Ask ten people what a neural network is and you will get ten metaphors about brains and neurons firing. The metaphor is charming, but it hides the machinery. A neural network is a function — a very large, adjustable function — that maps inputs to outputs, and "learning" is just the disciplined process of adjusting it until its outputs are useful.
In this explainer we build the idea from the bottom up: one neuron, then a layer, then a full network, and finally the learning loop that powers everything from spam filters to large language models. No prior maths beyond multiplication and a little intuition about slopes is assumed.
01Inside a single neuron
The atom of every network is the artificial neuron. It does three things: it multiplies each input by a weight, adds everything up together with a bias, and passes the result through an activation function. That is the whole story of a neuron.
Formally, for inputs x₁…xₙ with weights w₁…wₙ and bias b, the neuron computes z = w₁x₁ + w₂x₂ + … + wₙxₙ + b, then outputs a = f(z). The weights decide how much each input matters; the bias shifts the threshold at which the neuron "fires".
Weighted sum, then squash. Each input is scaled by its weight, summed with a bias, and pushed through an activation that decides the neuron's output.
02Why activation functions matter
If a neuron only ever computed a weighted sum, stacking thousands of them would still produce nothing more than a single straight-line relationship — a thousand linear steps collapse into one. The activation function introduces a deliberate kink, a non-linearity, and that kink is what lets networks model curves, edges, language and everything else that is not a straight line.
Three functions dominate practice. ReLU (max(0, z)) is the modern default: cheap, and it keeps gradients alive for positive inputs. Sigmoid squashes any number into the range 0–1, handy for probabilities. Tanh does the same but centred on zero.
Each curve bends the straight weighted sum into something expressive. ReLU dominates deep networks because it is fast and resists vanishing gradients.
03The forward pass
Neurons are organised into layers. Data enters at the input layer, flows through one or more hidden layers, and leaves at the output layer. Each neuron in a layer is connected to every neuron in the next, and each connection carries its own weight. Pushing an input all the way through to a prediction is called the forward pass.
Concretely, the whole layer's computation is one matrix multiplication: take the vector of inputs, multiply by the weight matrix, add the bias vector, apply the activation. Repeat for each layer. This is why GPUs — which are built for fast matrix maths — turned out to be the perfect hardware for deep learning.
Information moves left to right. Every layer is one matrix multiply plus an activation — small operations, repeated billions of times.
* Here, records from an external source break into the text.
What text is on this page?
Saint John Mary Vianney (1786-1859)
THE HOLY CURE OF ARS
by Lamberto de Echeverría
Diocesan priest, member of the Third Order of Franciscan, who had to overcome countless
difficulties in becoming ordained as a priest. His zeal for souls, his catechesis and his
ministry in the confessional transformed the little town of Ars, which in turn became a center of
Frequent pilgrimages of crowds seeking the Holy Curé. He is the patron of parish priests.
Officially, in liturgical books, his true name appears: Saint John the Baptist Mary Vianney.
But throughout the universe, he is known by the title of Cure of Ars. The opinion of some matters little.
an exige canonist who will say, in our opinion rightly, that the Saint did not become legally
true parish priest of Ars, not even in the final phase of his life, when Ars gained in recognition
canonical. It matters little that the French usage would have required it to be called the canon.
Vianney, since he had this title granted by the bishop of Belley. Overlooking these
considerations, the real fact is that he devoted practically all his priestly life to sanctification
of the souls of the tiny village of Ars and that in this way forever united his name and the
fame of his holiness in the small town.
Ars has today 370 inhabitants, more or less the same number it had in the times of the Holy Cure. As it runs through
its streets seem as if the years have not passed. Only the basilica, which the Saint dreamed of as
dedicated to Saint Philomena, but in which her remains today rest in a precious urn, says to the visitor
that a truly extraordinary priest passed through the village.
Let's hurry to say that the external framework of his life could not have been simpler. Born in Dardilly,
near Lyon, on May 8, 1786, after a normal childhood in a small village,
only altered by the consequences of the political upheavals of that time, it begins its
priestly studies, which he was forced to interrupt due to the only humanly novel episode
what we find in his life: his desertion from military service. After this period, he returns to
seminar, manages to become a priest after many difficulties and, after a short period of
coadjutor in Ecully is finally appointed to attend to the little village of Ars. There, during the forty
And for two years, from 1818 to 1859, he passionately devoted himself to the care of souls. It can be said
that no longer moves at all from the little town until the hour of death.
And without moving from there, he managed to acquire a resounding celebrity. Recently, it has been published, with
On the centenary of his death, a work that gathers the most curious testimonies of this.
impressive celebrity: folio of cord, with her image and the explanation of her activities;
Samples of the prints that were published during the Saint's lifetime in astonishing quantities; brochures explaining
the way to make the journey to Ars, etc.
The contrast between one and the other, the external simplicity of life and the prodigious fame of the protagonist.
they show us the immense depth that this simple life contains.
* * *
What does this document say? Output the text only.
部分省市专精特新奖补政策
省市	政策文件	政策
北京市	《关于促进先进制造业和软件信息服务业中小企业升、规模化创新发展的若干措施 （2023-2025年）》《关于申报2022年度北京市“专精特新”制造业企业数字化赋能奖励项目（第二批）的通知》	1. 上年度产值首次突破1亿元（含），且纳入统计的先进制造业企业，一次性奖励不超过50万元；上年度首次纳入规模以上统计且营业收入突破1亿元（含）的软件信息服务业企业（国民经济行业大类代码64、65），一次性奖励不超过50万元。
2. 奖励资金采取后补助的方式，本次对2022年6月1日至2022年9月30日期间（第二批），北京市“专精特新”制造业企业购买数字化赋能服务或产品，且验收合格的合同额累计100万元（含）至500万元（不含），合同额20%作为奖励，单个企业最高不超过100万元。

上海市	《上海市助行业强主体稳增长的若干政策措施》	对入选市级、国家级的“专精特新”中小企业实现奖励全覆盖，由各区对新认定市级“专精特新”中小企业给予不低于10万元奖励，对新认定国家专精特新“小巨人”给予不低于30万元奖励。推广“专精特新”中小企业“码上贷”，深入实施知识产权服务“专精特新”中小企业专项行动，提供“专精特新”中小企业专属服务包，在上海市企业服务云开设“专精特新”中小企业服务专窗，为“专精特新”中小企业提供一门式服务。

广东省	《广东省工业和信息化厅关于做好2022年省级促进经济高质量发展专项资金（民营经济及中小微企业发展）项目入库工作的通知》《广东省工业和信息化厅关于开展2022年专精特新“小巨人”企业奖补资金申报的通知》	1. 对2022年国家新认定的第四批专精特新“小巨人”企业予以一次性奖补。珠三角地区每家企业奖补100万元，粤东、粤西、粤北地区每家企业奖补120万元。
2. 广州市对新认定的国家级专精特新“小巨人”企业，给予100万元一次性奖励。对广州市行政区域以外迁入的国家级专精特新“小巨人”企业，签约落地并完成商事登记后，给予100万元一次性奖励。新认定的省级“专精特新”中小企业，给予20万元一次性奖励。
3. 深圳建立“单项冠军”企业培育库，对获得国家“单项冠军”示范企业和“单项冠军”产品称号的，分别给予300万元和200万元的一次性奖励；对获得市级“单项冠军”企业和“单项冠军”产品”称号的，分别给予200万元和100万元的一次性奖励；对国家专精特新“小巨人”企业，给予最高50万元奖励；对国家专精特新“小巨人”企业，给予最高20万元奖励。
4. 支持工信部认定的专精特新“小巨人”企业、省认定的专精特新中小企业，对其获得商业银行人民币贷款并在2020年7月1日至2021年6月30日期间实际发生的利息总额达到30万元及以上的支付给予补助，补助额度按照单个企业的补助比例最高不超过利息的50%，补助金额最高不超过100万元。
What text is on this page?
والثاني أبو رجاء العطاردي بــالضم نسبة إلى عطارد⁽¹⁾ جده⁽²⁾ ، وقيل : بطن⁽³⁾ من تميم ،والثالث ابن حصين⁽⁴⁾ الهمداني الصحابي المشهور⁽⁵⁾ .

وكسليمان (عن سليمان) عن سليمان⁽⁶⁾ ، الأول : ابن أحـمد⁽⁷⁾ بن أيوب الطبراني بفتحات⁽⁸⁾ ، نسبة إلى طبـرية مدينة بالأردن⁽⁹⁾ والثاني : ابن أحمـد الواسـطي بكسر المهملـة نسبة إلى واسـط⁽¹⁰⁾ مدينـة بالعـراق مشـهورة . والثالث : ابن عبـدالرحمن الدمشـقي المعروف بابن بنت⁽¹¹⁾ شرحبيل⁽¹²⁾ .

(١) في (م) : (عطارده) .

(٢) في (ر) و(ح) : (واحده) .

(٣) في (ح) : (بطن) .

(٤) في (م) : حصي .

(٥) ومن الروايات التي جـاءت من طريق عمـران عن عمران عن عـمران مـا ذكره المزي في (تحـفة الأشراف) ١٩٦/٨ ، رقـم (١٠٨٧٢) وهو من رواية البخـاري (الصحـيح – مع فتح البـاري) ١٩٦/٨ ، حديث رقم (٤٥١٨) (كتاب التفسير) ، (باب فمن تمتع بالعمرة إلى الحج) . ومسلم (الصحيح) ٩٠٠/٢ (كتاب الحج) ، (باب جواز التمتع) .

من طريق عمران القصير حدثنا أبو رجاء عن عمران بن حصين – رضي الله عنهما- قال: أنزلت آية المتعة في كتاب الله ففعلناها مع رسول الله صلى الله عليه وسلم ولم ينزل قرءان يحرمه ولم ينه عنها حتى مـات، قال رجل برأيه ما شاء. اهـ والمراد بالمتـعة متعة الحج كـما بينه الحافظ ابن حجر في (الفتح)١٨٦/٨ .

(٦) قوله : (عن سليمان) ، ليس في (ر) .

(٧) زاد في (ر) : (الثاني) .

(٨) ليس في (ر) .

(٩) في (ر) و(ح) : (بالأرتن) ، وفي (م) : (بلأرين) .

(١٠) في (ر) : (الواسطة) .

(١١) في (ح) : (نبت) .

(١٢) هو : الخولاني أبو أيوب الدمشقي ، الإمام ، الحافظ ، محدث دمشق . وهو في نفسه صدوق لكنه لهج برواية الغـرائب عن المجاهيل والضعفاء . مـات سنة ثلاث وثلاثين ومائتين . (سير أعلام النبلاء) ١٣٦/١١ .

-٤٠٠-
04Measuring how wrong we are
A fresh network is initialised with random weights, so its first predictions are nonsense. To improve, it needs a number that says how nonsense. That number is the loss (or cost). For regression we often use mean squared error; for classification, cross-entropy. The loss compares the prediction ŷ against the true answer y and returns a single value — high when wrong, near zero when right.
Learning, then, has a precise goal: find the weights that make the loss as small as possible. Everything else is bookkeeping.
05Backpropagation & gradient descent
Here is the genuinely clever part. The loss is a function of every weight in the network. Calculus gives us the gradient — the direction in which each weight should move to reduce the loss fastest. Backpropagation is an efficient algorithm for computing that gradient for all weights at once, working backwards from the output using the chain rule.
Once we know the gradient, gradient descent takes a small step downhill: w ← w − η · ∂L/∂w, where η is the learning rate. Repeat this loop — forward pass, compute loss, backpropagate, update — millions of times, and the random network gradually becomes a competent one.
Each update is a step downhill. The learning rate sets the step size — too big and you overshoot, too small and training crawls.
The training loop in four steps
- Forward pass — run an input through the network to get a prediction.
- Compute loss — measure the gap between prediction and truth.
- Backpropagate — use the chain rule to find each weight's gradient.
- Update — nudge every weight a little against its gradient. Repeat.
06Why "deep" works
Stacking many layers — going deep — lets a network build a hierarchy of features. In an image model, early layers learn edges and colours, middle layers assemble those into textures and shapes, and later layers recognise whole objects. Nobody programs this hierarchy; it emerges because each layer learns to transform the representation handed to it by the layer below.
The same principle scales to language. A large language model is, at heart, the same neuron stacked into very deep, very wide layers (with an attention mechanism layered on top), trained with the same forward-pass / backprop loop on enormous text corpora. The arithmetic is humble; the scale is what feels like magic.
Key takeaways
What to remember
- A neuron is just a weighted sum plus a non-linear activation — nothing more.
- Activation functions are what give networks the power to model non-linear reality.
- A forward pass is a chain of matrix multiplications, which is why GPUs excel.
- The loss turns "is it good?" into a single number to minimise.
- Backpropagation + gradient descent is the learning engine behind all of it.
- Depth lets simple features compose into complex understanding.